Por um momento não lhe pareceu que fossem obedecer, mas, por fim, o velho hábito prevaleceu. Seguiram-no carrancudos, mas seguiram. O garoto Frey estava muito irrequieto como os coelhos que tinha espantado de manhã. Theon colocou homens em ambas as margens e seguiu a corrente. Cavalgaram ao longo de milhas, lenta e cuidadosamente, desmontando para levar os cavalos por terreno traiçoeiro, deixando que os cães bons de faro buscassem em cada arbusto. Onde uma árvore caída represava a corrente, os caçadores eram forçados a rodear uma lagoa profunda e verde, mas se os lobos gigantes tinham feito o mesmo, não deixaram nem pegadas nem rastros. Parecia que os animais tinham ganhado o gosto por nadar. Quando pegá-los, terão toda a natação que conseguirem aguentar. Vou dar os dois ao Deus Afogado.
Quando a floresta começou a escurecer, Theon Greyjoy soube que fora derrotado. Ou os cranogmanos realmente conheciam a magia dos filhos da floresta, ou então Osha os enganara com um truque qualquer dos selvagens. Obrigou-os a continuar até o crepúsculo, mas, quando a última luz se desvaneceu, Joseth finalmente ganhou coragem para dizer:
– Isso é inútil, senhor. Vamos aleijar um cavalo ou quebrar uma perna.
– Joseth tem razão – Meistre Luwin concordou. – Atravessar a floresta tateando à luz das tochas não nos trará nenhum proveito.
Theon sentia o gosto da bílis no fundo da garganta, e o estômago era um ninho de cobras que se entrelaçavam e mordiam umas às outras. Caso se arrastasse de volta a Winterfell de mãos vazias, o melhor que faria era, daí em diante, passar a se vestir de retalhos e usar um chapéu com pontas; o norte inteiro iria reconhecê-lo como um bobo. E quando meu pai souber, e Asha…
– Senhor príncipe – Fedor fez o cavalo se aproximar. – Pode ser que os Stark não tenham vindo por aqui. Se eu fosse eles, iria pra norte e pra leste, talvez. Pros Umber. São bons homens dos Stark. Mas as terras deles ficam longe. Os garotos vão se abrigar em algum lugar mais perto. Talvez eu saiba onde.
Theon olhou-o com suspeita.
– Diga.
– Conhece aquele velho moinho isolado no Água de Bolotas? Paramos lá quando eu tava sendo levado preso pra Winterfell. A mulher do moleiro vendeu forragem pros cavalos, enquanto aquele velho cavaleiro cacarejava com os fedelhos dela. Pode ser que os Stark estejam escondidos lá.
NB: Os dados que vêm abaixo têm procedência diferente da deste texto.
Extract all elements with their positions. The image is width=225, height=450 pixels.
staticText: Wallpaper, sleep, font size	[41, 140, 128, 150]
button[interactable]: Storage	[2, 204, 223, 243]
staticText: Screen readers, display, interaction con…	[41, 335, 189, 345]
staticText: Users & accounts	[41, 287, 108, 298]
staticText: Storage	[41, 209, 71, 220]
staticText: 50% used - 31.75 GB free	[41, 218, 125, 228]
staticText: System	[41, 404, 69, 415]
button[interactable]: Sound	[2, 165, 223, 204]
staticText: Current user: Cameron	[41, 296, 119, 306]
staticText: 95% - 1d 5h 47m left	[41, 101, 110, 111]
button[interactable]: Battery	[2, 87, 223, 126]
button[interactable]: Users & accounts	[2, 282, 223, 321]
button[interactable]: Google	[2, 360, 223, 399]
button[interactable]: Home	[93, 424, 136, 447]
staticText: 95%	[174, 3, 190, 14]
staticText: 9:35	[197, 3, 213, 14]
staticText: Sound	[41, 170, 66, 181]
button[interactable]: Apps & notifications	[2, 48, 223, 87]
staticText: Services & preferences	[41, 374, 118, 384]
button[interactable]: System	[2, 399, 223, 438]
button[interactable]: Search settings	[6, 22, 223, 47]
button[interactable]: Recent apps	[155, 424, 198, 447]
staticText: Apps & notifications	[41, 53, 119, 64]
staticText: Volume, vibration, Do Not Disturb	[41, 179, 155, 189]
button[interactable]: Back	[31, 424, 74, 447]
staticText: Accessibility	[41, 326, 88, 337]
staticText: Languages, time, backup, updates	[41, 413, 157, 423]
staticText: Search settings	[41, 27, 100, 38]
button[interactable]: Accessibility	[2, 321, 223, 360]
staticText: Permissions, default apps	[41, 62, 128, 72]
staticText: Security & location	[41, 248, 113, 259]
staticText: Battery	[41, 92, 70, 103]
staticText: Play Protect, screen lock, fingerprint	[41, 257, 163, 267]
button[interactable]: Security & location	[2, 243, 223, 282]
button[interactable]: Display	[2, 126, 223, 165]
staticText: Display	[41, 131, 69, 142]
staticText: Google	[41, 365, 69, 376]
Theon conhecia o moinho. Até se enrolara com a mulher do moleiro uma vez ou duas. Nada havia de especial no moinho ou nela.
– Por que lá? Há uma dúzia de aldeias e castros a mesma distância.
Divertimento brilhou naqueles olhos claros.
– Por quê? Ora, isso não sei. Mas eles tão lá, tenho um pressentimento.
Estava ficando farto das respostas dissimuladas do homem. Seus lábios parecem dois vermes fodendo.
– O que você está dizendo? Se me escondeu alguma coisa que sabia…
– Senhor príncipe? – Fedor desmontou, e fez sinal a Theon para imitá-lo. Quando ficaram ambos apeados, abriu o saco de pano que trouxera de Winterfell. – Olhe aqui.
Estava ficando difícil enxergar. Theon enfiou impacientemente a mão no saco, apalpando peles suaves e lã áspera. Uma ponta afiada furou sua pele, e seus dedos fecharam-se em torno de algo frio e duro. Tirou do saco um broche em forma de cabeça de lobo, de prata e azeviche. O entendimento veio na hora. Sua mão fechou-se num punho.
– Gelmarr – disse, perguntando-se em quem poderia confiar. Em nenhum deles. – Aggar, Rednose. Conosco. O resto de vocês pode retornar a Winterfell com os cães. Não vou precisar mais deles. Agora sei onde se escondem Bran e Rickon.
– Príncipe Theon – rogou Meistre Luwin –, vai se lembrar de sua promessa? Falou de misericórdia.
– A misericórdia era para hoje de manhã – Theon respondeu. É melhor ser temido do que motivo de troça. – Antes de terem me irritado.